L'individu ne serait plus qu'un produit insipide, asservi à une justice maternaliste.

valentin a dit…

merci pour ton commentaire, je me doutais que le sujet t'intéresserait

Hannibal Volkoff a dit…

"Pourtant en l’espèce, et cela n’est pas négligeable et la Cour n’en fait rien, il s’agissait du corps d’autrui – la femme du magistrat."
Oui, mais la femme était consentante. Ses supplications faisaient partie de ses fantasmes, et l'ignorance des sadiques, une part de leur contrat SM. Elle l'a elle même déclaré.
Dans le sadomasochisme, la personne soumise n'est pas une chose: au contraire, c'est elle qui dicte ses désirs, ce qu'elle veut que la personne dominante fasse. Sans cet ordre des choses, on ne peut plus parler d'SM.
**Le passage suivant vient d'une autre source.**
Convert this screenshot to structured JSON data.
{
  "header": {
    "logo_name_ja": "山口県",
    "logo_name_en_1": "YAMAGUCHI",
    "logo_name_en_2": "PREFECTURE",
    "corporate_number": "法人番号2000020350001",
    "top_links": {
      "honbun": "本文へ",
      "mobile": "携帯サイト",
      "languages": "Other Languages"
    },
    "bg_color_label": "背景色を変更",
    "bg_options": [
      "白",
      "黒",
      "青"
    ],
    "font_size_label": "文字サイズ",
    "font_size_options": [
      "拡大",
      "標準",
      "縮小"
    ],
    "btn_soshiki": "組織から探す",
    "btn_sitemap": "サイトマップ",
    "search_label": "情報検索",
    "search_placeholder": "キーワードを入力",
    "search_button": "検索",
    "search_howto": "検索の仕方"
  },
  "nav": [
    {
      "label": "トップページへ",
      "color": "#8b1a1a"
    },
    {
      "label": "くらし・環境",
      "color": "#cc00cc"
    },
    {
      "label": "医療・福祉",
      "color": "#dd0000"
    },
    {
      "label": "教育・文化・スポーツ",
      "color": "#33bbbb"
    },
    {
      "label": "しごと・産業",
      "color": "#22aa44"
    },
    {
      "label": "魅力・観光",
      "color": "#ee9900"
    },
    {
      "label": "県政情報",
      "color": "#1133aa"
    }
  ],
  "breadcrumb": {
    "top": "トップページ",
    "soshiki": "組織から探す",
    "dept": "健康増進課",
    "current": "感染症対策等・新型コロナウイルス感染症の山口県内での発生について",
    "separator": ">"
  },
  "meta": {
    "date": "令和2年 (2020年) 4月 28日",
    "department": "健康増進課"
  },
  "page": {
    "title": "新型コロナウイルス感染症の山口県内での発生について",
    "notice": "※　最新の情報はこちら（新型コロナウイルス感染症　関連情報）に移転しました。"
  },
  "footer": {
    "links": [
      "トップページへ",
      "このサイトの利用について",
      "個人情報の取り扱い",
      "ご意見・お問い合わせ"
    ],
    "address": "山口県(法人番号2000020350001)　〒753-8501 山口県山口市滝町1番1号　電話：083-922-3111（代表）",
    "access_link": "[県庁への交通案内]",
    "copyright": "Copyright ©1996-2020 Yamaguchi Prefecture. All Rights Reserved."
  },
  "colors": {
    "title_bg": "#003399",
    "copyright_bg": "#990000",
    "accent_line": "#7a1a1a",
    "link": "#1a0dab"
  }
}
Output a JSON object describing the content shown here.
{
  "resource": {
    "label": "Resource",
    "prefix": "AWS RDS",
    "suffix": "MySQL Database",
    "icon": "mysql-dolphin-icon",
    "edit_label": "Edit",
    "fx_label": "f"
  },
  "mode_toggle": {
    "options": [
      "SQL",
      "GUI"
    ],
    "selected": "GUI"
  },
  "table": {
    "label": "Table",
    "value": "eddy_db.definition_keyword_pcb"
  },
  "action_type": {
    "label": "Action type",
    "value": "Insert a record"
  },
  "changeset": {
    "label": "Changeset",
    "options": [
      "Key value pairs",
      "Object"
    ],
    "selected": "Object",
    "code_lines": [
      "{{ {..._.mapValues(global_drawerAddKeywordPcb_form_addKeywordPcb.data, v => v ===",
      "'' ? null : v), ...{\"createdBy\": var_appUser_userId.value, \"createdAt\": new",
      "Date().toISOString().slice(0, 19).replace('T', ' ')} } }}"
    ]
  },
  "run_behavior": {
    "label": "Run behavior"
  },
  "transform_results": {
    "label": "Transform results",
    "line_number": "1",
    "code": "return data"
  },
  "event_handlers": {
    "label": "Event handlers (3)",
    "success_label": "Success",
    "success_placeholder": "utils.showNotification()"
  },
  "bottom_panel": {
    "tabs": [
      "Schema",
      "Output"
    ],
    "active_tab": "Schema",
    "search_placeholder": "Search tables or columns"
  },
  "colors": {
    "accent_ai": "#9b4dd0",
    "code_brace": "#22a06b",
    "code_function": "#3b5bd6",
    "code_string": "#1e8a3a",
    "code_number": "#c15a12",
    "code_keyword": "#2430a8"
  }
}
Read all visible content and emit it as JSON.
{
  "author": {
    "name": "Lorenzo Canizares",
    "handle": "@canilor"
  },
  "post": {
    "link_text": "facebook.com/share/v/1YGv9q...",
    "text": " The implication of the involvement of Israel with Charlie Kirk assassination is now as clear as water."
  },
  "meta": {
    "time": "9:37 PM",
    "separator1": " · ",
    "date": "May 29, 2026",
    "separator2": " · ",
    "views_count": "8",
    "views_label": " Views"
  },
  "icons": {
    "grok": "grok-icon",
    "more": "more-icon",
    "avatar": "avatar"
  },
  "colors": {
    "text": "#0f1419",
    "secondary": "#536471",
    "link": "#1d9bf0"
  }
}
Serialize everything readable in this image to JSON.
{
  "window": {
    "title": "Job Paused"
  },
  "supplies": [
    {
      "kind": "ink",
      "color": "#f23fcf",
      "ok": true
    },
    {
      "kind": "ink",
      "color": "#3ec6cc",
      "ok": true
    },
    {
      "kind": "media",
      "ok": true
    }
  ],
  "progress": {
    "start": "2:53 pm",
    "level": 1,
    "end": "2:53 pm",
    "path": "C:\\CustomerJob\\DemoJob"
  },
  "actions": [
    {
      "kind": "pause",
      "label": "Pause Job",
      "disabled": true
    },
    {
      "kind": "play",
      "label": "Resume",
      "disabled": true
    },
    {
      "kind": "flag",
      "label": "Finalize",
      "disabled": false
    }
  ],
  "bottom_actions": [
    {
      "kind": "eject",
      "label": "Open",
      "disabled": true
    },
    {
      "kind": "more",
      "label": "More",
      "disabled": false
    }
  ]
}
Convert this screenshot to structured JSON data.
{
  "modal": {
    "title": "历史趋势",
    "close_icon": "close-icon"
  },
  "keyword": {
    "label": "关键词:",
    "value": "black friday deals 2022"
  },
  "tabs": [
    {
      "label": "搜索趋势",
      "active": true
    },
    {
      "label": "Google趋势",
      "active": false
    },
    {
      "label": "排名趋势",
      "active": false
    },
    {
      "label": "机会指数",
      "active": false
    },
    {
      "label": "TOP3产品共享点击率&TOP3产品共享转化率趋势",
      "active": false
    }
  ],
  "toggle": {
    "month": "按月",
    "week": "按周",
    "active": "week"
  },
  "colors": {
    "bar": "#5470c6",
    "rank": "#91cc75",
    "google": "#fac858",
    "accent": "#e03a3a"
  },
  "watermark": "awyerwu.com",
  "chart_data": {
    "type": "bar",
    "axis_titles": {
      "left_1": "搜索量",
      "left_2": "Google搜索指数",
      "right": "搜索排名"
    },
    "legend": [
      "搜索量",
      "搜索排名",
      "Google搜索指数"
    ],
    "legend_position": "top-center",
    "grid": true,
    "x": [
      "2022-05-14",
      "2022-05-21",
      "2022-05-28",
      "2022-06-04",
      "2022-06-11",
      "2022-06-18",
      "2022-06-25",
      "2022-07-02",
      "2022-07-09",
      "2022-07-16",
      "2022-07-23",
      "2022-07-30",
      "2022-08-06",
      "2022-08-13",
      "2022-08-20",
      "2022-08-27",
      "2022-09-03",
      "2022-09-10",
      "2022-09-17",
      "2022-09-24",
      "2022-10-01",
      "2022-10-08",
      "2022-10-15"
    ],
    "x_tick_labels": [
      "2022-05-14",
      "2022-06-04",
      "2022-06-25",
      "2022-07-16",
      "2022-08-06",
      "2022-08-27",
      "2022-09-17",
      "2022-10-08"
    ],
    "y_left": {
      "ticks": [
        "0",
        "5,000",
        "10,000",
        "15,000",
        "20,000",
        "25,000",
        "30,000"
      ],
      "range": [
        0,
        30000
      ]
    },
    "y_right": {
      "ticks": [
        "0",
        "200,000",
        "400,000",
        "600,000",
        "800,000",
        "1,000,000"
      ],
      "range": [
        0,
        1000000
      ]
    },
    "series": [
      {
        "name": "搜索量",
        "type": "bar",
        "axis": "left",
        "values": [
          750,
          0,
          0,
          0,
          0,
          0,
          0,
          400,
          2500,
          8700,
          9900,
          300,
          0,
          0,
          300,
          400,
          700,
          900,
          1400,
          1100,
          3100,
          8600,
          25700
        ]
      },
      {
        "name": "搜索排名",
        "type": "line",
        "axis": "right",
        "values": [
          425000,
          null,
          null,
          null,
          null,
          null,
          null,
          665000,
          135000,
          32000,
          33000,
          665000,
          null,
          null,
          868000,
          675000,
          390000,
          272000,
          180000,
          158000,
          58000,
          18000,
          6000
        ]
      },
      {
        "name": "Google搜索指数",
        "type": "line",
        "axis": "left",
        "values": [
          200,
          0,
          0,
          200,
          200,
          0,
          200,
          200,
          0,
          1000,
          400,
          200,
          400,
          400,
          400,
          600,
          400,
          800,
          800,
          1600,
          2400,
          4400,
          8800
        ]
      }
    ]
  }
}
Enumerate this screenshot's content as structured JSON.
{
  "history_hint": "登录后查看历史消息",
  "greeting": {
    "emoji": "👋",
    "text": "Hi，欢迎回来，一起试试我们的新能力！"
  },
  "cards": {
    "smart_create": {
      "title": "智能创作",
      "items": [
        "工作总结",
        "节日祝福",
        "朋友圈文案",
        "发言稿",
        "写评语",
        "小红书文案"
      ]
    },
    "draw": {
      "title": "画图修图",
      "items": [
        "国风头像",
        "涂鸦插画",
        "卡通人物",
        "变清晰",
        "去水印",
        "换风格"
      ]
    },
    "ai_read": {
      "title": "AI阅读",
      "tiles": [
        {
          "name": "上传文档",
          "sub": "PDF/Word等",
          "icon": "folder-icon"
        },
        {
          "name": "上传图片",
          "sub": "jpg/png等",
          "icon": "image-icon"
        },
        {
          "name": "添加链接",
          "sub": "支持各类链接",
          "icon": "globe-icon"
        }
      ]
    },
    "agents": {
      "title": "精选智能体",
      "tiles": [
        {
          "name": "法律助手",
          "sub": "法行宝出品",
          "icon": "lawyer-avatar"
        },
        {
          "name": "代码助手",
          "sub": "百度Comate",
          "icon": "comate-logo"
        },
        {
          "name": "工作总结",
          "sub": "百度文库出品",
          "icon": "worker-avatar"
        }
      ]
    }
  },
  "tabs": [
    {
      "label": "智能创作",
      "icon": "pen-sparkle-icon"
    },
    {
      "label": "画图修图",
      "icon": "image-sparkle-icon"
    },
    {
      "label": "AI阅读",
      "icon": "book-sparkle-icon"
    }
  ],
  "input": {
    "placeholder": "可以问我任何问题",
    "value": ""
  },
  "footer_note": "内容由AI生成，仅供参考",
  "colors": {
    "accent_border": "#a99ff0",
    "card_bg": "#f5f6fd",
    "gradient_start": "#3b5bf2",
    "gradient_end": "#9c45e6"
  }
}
La question "Alors comment interdire à un pauvre de vendre ses organes par exemple?" n'a pas grand chose à voir avec le sujet: elle a aussi un aspect économique. Les organes vendus par des pauvres appartiennent toujours au marché noir.
Mais ça reste intéressant: qu'est ce qui m'empêche, effectivement, de me couper le doigt pour le vendre?

Unknown a dit…

La liberté ne doit pas avoir de limite tant que le consentement de tous ceux qui sont cernés par une gène éventuelle est présent.